Rita Moreno to return to movie musicals?
Monday, November 5, 2018 at 10:00PM
NATHANIEL R in Anthony Ramos, In the Heights, Lin-Manuel Miranda, One Day at a Time, Rita Moreno, The King and I, The Ritz, West Side Story, musicals

by Nathaniel R

Rita Moreno in her Emmy worthy performance in "One Day at a Time"

Rita Moreno, the beloved octogenarian, EGOT and Triple Crown of Acting winner, and Latina pioneer, is back in a big way. She's doing some of her best work ever on One Day at a Time (the lack of an Emmy nod is just shameful) but we have very good news about a future movie role. She's been cast in the movie adaptation of Lin-Manuel Miranda's In the Heights (2020). This will be her first movie musical role in over 50 years! 

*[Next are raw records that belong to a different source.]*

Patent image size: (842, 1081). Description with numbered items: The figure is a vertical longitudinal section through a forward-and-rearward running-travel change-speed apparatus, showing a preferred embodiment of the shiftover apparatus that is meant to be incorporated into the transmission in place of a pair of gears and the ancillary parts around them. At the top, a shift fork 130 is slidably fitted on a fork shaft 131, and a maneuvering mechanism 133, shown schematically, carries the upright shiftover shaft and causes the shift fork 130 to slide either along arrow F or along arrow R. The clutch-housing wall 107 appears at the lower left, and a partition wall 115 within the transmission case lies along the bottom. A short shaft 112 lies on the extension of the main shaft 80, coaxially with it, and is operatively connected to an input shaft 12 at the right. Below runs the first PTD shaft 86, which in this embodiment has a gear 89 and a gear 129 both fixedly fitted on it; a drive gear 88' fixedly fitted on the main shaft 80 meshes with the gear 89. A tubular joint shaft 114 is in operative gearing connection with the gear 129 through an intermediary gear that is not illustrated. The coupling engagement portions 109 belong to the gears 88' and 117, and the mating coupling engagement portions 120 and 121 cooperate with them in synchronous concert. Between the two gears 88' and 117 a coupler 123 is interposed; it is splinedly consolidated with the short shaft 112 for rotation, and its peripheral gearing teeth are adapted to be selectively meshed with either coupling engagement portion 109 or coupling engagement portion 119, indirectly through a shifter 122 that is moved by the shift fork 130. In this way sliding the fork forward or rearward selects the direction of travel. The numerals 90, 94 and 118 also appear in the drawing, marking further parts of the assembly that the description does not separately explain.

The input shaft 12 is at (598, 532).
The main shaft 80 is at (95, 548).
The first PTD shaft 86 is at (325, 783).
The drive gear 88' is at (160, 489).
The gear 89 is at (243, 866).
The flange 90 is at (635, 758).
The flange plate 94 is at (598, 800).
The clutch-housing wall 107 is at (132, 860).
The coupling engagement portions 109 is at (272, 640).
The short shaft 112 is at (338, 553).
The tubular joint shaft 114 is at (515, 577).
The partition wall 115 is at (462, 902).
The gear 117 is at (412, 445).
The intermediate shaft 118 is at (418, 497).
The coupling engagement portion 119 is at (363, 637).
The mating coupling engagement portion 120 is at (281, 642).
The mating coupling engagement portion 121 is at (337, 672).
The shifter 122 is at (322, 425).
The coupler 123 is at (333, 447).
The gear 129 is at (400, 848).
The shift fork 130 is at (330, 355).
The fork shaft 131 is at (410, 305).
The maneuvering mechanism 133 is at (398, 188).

For those who don't know Moreno's career before West Side Story (1961), it wasn't her first musical...

Though she didn't often like her early roles -- the result of Hollywood's initial inflexibility about how to cast Latin actors -- in her first decade onscreen she made 21 movies and proved she could hop genres with ease -- drama, comedy, westerns, war films, you name it. Musicals were, of course, the most perfect fit.

Rita Moreno was only 20 when Singin' in the Rain (1952) came outGarden of Evil (1954), one of her two Susan Hayward films

Her early musicals include The Toast of New Orleans (1950), Pagan Love Songs (1950), Singin' in the Rain (1952), The Fabulous Señorita (1952), The King and I (1956), and The Vagabond King (1956). Even when she wasn't in a musical, she was sometimes cast as if she were as in the Susan Hayward western Garden of Evil (1954) in which she plays "cantina singer".

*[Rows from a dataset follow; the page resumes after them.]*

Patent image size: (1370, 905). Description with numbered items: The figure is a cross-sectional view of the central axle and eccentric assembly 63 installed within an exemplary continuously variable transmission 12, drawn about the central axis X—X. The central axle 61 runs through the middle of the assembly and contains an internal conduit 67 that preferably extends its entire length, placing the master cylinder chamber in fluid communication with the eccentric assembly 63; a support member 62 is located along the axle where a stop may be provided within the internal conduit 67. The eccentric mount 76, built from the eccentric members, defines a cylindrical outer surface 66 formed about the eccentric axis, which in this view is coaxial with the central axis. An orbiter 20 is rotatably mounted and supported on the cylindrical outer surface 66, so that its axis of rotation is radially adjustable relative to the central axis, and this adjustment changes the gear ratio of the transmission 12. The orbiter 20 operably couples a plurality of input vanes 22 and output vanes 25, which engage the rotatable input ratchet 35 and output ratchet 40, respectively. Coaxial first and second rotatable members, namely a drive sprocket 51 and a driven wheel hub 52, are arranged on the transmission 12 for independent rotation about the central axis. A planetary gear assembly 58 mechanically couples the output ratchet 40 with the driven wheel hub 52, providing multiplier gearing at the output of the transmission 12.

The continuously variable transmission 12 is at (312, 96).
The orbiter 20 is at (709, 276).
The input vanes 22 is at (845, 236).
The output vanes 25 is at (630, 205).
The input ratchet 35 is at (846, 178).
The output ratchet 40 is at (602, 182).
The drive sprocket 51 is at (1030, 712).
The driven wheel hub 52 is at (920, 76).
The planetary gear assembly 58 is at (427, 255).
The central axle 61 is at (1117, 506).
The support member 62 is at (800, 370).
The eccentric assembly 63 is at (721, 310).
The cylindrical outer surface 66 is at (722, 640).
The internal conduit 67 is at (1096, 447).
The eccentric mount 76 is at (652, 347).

Playing "Tuptim" in The King and I, her first significant role in a huge commercial and Oscar success, boosted her profile. Then of course came the role that put her in the pantheon, "Anita" in West Side Story (1961) which won her a well-deserved Oscar. 

Unfortunately there was nowhere to go but down after West Side Story, since how do you top that from the margins of lesser films; Hollywood wasn't offering her lead roles. To the world's immense gratitude, Moreno eventually found her footing again after a post-Oscar drought. Since the 1970s she's worked consistently on TV as a guest star or series regular (Oz, One Day at a Time, Electric Company, a Nine to Five adaptation in the Lily Tomlin role), did a few Broadway shows, and blessed the occasional movie (Carnal Knowledge, Casa de Los Babys, Slums of Beverly Hills, I Like it Like That) with her inimitable charisma. Though she never made another traditional musical after West Side Story she did play a play a musical performer in The Ritz (1976). That screen transfer of her Tony-winning comedy role netted her Globe and BAFTA Best Actress nominations, but alas no second round of Oscar attention.

But it's not hard to imagine that industry recognition coming for In the Heights if the film is good. It's not due in theaters until June 2020 (Rita will 88 years old by the time it comes out) so we know we're getting ahead of ourselves there -- apologies, but we're just so excited.

Rita in The Ritz (1976)

In In the Heights Moreno will play Abuelo Claudia, the woman who raised the show's lead, the bodega owner Usnavi. Anthony Ramos, from Broadway's "Hamilton" and currently on screens as Lady Gaga's bestie in A Star is Born, will play Usnavi. Abuelo Claudia only has two big numbers in the show "Patience and Faith" and "Hundreds of Stories". Is it too much to ask that Lin-Manuel Miranda writes a new song so that Rita can have a third number with which to delight the world?

UPDATE: After all of that we're now being told that she's not attached to the project after all. We hope this is just negotiating stuff and not the end result because it'd be so wonderful to see her do this.